A Street Cat Named Bob: Film Review
Cast: Luke Treadaway, Ruta Gedmintas, Joanne Froggatt
Director: Roger Spottiswoode
It's perhaps no surprise that A Street Cat Named Bob goes for audience pleasing broad brush strokes in its tale (or should that be tail) of a struggling wannabe reformed drug addict who befriends a lonely ginger pussy.
"You're a human interest story" intones a reporter in the latter stages of this less-than-purrfect yarn.
And it's a spot-on analysis of why some audience members will find this relative kryptonite.
While the redemption story of homeless James Bowen (played with twitchy about to fail edginess by Luke Treadaway) is at times as entirely predictable as you'd expect, it suffers from an episodic choppy feel as the earnest story plays out.
Given a second /last chance by Downton Abbey's Joanne Froggatt social worker, James is never far from slipping back into old ways due to catastrophic coincidences and bad luck (something Spottsiwoode's film actually gets painfully right.)
But when the ginger Tom shows up in assisted home without warning, a bond is formed between the two.
And the bond is further cemented when James starts busking with Bob on his shoulders, bringing him an income he'd never expected and a fame he never sought.
However, as James tries to sort his life out, demons start to emerge and threaten his road to reconciliation and redemption...
A Street Cat Named Bob is exactly what you'd expect from a family film adaptation of Bowen's successful novel of life on the streets.
However, it's because of that, that this film never quite hits a tonal consistency throughout.
Despite the film starting off fairly gritty in its portrayal of the faceless homeless masses being treated badly on London's streets, the film quickly goes for saccharine to counter some of the darkness that threatens to enter the screen.
And even later on, the film's keen to embrace a degree of Trainspotting bleakness as James goes through withdrawal alone in his flat.
But, it's almost as if the film's too scared to take the movie to a darker place - granted, its simplicity and the occasionally overt naivete of the narrative mean it has to stay under a certain level to ensure a wider audience, but Spottiswoode is ham-strung by a story that feels like Homeless 101 sanitised for the middle-class liberal masses who don't want to feel guilty in the dark of the matinee.

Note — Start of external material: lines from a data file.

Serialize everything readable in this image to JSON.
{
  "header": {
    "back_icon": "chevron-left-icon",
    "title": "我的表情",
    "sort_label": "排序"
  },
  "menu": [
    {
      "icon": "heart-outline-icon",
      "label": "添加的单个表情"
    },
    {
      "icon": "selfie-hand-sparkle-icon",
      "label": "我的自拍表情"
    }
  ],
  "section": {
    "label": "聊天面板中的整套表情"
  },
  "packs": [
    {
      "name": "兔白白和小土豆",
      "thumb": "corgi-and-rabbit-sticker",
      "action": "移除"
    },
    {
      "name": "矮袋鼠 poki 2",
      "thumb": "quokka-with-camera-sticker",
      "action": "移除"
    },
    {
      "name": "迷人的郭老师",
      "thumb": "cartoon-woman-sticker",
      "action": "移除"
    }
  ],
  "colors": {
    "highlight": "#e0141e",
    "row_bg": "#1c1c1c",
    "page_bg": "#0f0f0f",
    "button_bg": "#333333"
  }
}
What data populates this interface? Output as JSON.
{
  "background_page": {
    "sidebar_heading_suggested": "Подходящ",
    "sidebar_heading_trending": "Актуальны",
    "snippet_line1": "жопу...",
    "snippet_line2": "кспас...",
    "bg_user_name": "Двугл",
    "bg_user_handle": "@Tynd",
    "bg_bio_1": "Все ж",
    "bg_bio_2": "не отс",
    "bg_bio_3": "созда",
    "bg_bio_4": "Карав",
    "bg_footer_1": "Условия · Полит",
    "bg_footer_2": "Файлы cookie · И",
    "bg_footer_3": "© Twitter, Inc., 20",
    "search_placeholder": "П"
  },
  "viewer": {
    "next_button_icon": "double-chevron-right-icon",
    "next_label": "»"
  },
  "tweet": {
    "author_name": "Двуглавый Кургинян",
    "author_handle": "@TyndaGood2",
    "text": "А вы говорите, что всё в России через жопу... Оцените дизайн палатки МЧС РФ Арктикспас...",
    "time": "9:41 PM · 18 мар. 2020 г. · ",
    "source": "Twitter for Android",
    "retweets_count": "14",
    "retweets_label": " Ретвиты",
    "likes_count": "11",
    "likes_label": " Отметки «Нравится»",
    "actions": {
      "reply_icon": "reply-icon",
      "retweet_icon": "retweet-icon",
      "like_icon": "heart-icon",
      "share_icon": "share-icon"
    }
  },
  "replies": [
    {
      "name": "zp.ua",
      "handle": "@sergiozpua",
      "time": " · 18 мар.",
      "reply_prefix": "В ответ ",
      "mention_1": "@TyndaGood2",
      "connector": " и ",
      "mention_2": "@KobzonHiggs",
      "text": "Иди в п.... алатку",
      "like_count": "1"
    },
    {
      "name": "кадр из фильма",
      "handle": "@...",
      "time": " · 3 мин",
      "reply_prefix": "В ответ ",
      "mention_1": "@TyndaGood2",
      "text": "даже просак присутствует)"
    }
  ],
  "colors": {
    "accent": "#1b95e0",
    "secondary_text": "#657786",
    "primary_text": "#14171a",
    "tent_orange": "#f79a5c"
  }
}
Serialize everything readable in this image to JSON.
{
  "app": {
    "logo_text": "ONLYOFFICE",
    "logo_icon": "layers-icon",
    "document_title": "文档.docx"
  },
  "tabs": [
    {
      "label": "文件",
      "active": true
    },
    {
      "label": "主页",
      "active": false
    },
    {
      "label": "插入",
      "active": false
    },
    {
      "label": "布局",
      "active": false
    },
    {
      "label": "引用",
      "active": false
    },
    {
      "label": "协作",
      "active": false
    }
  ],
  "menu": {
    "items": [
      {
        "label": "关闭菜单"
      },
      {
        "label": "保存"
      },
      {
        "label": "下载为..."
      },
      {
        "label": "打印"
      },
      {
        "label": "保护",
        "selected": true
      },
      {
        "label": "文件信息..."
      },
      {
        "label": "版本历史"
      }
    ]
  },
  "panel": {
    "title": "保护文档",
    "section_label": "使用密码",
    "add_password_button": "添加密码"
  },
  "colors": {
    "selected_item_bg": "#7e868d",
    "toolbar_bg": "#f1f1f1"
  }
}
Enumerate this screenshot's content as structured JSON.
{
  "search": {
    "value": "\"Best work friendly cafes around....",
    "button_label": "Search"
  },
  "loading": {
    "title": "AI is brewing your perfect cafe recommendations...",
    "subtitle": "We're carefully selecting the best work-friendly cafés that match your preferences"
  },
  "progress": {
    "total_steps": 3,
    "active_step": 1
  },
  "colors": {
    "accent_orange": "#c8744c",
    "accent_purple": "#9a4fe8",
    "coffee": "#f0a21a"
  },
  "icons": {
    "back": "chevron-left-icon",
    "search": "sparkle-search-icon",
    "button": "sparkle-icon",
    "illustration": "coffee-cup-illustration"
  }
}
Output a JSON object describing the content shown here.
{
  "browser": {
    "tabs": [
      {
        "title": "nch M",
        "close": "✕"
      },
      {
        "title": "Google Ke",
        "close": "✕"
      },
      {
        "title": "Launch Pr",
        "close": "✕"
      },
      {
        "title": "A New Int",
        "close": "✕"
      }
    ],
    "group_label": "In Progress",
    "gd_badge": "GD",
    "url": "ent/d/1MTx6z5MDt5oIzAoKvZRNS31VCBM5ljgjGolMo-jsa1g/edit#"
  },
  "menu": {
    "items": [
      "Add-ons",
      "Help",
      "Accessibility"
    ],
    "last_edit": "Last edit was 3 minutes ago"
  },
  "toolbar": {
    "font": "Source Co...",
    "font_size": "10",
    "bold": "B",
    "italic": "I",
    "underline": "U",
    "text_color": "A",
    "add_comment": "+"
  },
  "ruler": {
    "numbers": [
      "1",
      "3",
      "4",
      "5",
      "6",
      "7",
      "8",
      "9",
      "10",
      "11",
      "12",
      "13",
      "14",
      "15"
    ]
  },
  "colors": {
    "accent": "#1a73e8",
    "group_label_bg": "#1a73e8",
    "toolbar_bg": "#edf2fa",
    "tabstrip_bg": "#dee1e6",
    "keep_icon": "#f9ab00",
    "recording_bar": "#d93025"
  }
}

Far more successful is when the film concentrates on its bond between feline and master, sending James into the category of quirky that gets so embraced by the English masses. While a lot of the bonding is simply kept to endless cutaways of the reaction of Bob to something that's said, any cat owner who's felt their charge is talking to them will recognise and empathise with every moment.
And while Spottiswoode initially employs a cats-eye-point-of-view for Bob's take on the world, this directorial trick soon begins to grate.
A Street Cat Named Bob may be earnest in its intentions and true to its author's tome, but it's hampered by some weaker acting from those involved.
Chiefly, Ruta Gedmintas's Betty, a hippy-dippy neighbour who wafts through life with a flighty approach, even with her well-meaning interactions with both James and Bob.
It's very easy to be cynical about a feel-good film such as this - as mentioned, it wears its heart on its sleeve, and clearly those involved want to ensure there's a sanitised approach and presentation to the homeless and darker elements of the story.
But it's not ultimately beneficial and while what transpires on screen is less than cat-astrophic and more feel-good, it certainly doesn't give paws for thought, thanks to the darker edges that could provided a stronger narrative being held at bay and ultimately leaving you with a more muted catharsis than should be expected.